Abstract
Well spacing and hydraulic fracture design optimization are among the most important challenges confronting companies operating in unconventional reservoirs. Field trials are time consuming and expensive. Reservoir simulation and/or rate transient analysis can help guide development decisions, but these calculations can be affected by non-uniqueness. For example, it is not possible to resolve permeability and fracture geometry using only production and pressure data in rate transient analysis. This work demonstrates that tracers can be used to reduce non-uniqueness. We quantitatively apply tracer measurements as part of the calibration and history matching of a fully coupled 3D hydraulic fracturing, geomechanics, and reservoir simulator. With the use of calibrated models, forward modeling and sensitivity analysis can be used more accurately to guide better decisions about well spacing and hydraulic fracture design. Tracers are complementary to data sources such as microseismic and distributed acoustic sensing, which focus on hydraulic fracture creation but provide less constraint on the producing behavior of wells, which ultimately drives asset financial performance.
Introduction
Operators in unconventional oil and gas reservoirs utilize a variety of economic metrics to guide investment decisions, including: net present value, rate of return, and capital efficiency. Horizontal wells and their completion comprise a large portion of an operator’s capital spend. Thus, it is critical to optimize this spend.

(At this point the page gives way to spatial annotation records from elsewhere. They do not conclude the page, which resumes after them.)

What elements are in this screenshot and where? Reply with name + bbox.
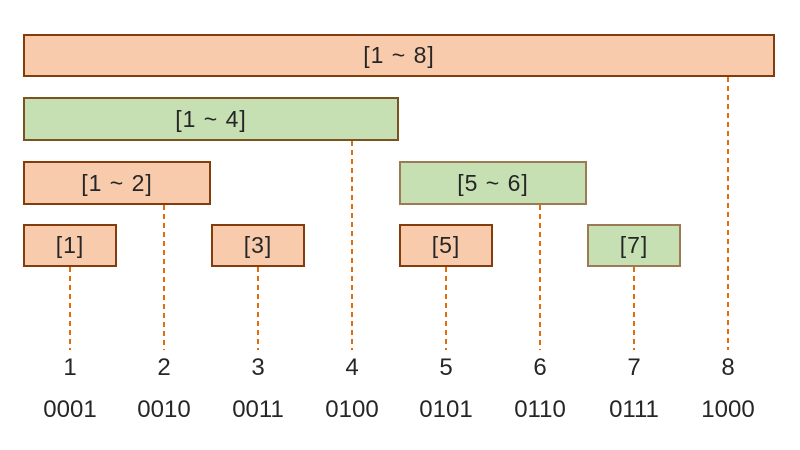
connector-dashed-line [351,141,353,350]
tree-node-1-8: [1 ~ 8] [23,34,775,77]
index-label-4: 4 [345,354,359,381]
connector-dashed-line [727,77,729,350]
binary-label-3: 0011 [232,396,284,423]
tree-node-1-4: [1 ~ 4] [23,97,399,141]
connector-dashed-line [539,205,541,350]
tree-node-7: [7] [587,224,681,267]
index-label-1: 1 [63,354,77,381]
binary-label-8: 1000 [701,396,755,423]
index-label-5: 5 [439,354,453,381]
tree-node-1: [1] [23,224,117,267]
index-label-8: 8 [721,354,735,381]
index-label-3: 3 [251,354,265,381]
tree-node-3: [3] [211,224,305,267]
binary-label-2: 0010 [137,396,191,423]
connector-dashed-line [257,267,259,350]
index-label-7: 7 [627,354,641,381]
tree-node-1-2: [1 ~ 2] [23,161,211,205]
tree-node-5: [5] [399,224,493,267]
connector-dashed-line [163,205,165,350]
binary-label-7: 0111 [609,396,659,423]
binary-label-4: 0100 [325,396,379,423]
tree-node-5-6: [5 ~ 6] [399,161,587,205]
index-label-2: 2 [157,354,171,381]
binary-label-1: 0001 [43,396,97,423]
index-label-6: 6 [533,354,547,381]
connector-dashed-line [445,267,447,350]
connector-dashed-line [633,267,635,350]
binary-label-5: 0101 [419,396,473,423]
binary-label-6: 0110 [514,396,566,423]
connector-dashed-line [69,267,71,350]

Fig. 1 depicts a theoretical well spacing sensitivity. There are numerous choices an operator can make regarding the completion of a well, including: stage spacing, cluster spacing, perforation configuration, fluid intensity, and proppant loading. This quickly becomes a complex problem when trying to link the cost of changing these parameters to the design objective, as depicted in the plot of net present value (NPV) vs. estimated ultimate recovery (EUR).
To perform a sensitivity analysis like the one depicted in Fig. 1, operators often use numerical simulators. However, it can sometimes be challenging to validate their underlying inputs. Non-uniqueness is particularly problematic in ultra-low permeability reservoirs because the time between diagnostic flow regimes exceeds the short window needed for investment decisions. This is especially true if the history matched model is constrained solely by bottomhole pressures and oil/water/gas rates. Simulation models matched solely to production data may yield orders of magnitude differences in permeability and may be matched with different conceptual models such as stimulated rock volume (SRV). Resulting path-forward models may result in major differences regarding critical development recommendations around well spacing and completion design (Fowler et al. 2019).